Likewise, the hunter called Maggie has to follow tamed trapjaw Daisy around the place a great deal. This is fine at first (especially as players learn the basics,) but toddling after Daisy all the time is not optimal play. Rather than rewarding playing to a class, the unlocks system is often just encouraging people to use abilities they may not wish to, and which may not even be all that useful in given circumstances.
Turtle Rock actually seem to have done a terrific job balancing Evolve’s team-play. No matter which combination of hunting characters is selected, they should work well together. It would make a lot more sense to show this off right from the start, rather than hiding characters behind a pointless gating system that just forces people into grinding certain abilities in single player mode.
Evolve’s bot matches are pretty useful for doing that, and for getting a bit of no-pressure practice with a new character. The AI isn’t so hot at playing objective-based modes, but it’s fairly relentless as a monster and knows how to co-ordinate a team of hunters (albeit sometimes by using superhuman AI powers to predict precisely who you’re about to attack and shielding them ahead of time.) It’s not a single player game by any means or description, but the bots are about as competent as you could reasonably hope for.
The overall user interface is less satisfying, often cluttered with officious little tips that you learned hours ago. Listen, Evolve, I know that the monster needs to eat wildlife to gain armour and evolve. I’ve been playing for several hours now. Sniffing helps me see hunters. I get it, thank you. It doesn’t help that the gun models are absolutely gigantic, and take up rather silly amounts of screen space. A narrow default FOV of 60 makes things feel even more cramped (though thankfully you can tweak that on PC.)
Map quality also varies. For each memorable arena like the Aviary, there are another scattering of orange or blue hued bush-and-rock-formation combos, with a random Industrial Thing in the center. Rather than scenery, it’s often the lovely CryEngine weather effects which do more to spice things up.
PC performance is improved from the beta, particularly when it comes to server wait-times. It can still take a few minutes to actually get into a game (including, at times, sitting through unskippable cut-scenes which presumably mask loading,) but it’s faster than it was during testing. My i3-2100/8GB/2GB 7870 system, unsurprisingly, can’t hold a solid 60fps, but flitters around 35-50 on a custom set based around the default medium settings (and a modded hunter FOV of 90.)
I found it would sometimes tank during effects-heavy firefights though, which is a bit of a nuisance given that this is precisely when you’d like the frame-rate to stay steady. Getting the Goliath’s flame-breath full in the face seems to take an especially heavy toll on my PC. Evolve isn’t exactly glitch-free either. Players can sometimes be downed in positions where no revive prompt can actually pop up.
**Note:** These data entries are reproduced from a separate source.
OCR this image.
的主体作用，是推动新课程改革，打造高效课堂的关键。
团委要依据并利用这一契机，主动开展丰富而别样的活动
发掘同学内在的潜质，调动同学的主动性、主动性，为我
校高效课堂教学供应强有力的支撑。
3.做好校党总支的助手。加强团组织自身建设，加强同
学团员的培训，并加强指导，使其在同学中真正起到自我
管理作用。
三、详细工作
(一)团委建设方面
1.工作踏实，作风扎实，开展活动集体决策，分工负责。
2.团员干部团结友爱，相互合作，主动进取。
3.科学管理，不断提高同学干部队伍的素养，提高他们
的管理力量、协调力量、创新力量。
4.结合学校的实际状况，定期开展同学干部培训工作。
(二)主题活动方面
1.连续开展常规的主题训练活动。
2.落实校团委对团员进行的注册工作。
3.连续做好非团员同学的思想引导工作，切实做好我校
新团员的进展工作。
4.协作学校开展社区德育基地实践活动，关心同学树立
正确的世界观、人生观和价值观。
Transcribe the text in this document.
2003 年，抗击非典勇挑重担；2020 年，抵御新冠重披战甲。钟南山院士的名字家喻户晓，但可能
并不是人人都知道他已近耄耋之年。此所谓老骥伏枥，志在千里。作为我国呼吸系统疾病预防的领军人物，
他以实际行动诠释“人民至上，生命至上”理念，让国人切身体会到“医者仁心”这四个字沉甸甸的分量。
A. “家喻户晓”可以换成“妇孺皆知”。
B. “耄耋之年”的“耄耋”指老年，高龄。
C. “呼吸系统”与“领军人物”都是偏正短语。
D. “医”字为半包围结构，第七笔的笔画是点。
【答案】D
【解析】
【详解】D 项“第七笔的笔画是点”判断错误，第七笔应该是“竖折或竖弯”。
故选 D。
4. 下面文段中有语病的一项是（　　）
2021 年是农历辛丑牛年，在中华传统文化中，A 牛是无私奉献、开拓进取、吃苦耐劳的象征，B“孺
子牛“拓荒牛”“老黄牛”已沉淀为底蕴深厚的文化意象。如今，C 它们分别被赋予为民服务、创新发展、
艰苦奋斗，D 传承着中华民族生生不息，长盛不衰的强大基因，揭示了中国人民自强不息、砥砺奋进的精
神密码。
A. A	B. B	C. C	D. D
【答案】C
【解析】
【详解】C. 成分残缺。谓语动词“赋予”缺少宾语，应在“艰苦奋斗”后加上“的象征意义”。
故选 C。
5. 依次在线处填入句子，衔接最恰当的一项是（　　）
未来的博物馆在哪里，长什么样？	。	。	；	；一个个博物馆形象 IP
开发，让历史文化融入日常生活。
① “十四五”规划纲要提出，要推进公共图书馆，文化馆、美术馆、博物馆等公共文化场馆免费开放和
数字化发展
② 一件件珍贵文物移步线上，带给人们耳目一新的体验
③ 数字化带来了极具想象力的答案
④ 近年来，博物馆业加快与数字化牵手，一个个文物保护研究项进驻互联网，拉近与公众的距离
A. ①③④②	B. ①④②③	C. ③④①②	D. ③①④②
Steam’s daily stats for the game have dropped off a bit from the peaks of 27,000-odd at launch (to 19,000 or so,) but seem to always be around at least 11,000-12,000 whenever I’ve been looking. That bodes fairly well for medium-term longevity, and helps to explain why I’ve never had a problem finding a match at any time of day.
Evolve, then, is a real rush of highs and lows. If it could dependably provide the type of fantastic matches I’ve sporadically enjoyed across the past week, then things like semi-forgettable map design, aggressive pre-launch marketing, and the unnecessary “I guess this is how all multiplayer games work now” system of unlocks would be easier to overlook. The central, asymmetric concept is one to be celebrated, and when conditions are right it’s utterly magnificent. But you need considerable patience and the tolerance to put up with an awful lot of nonsense to keep chasing Evolve’s distinctive dragons.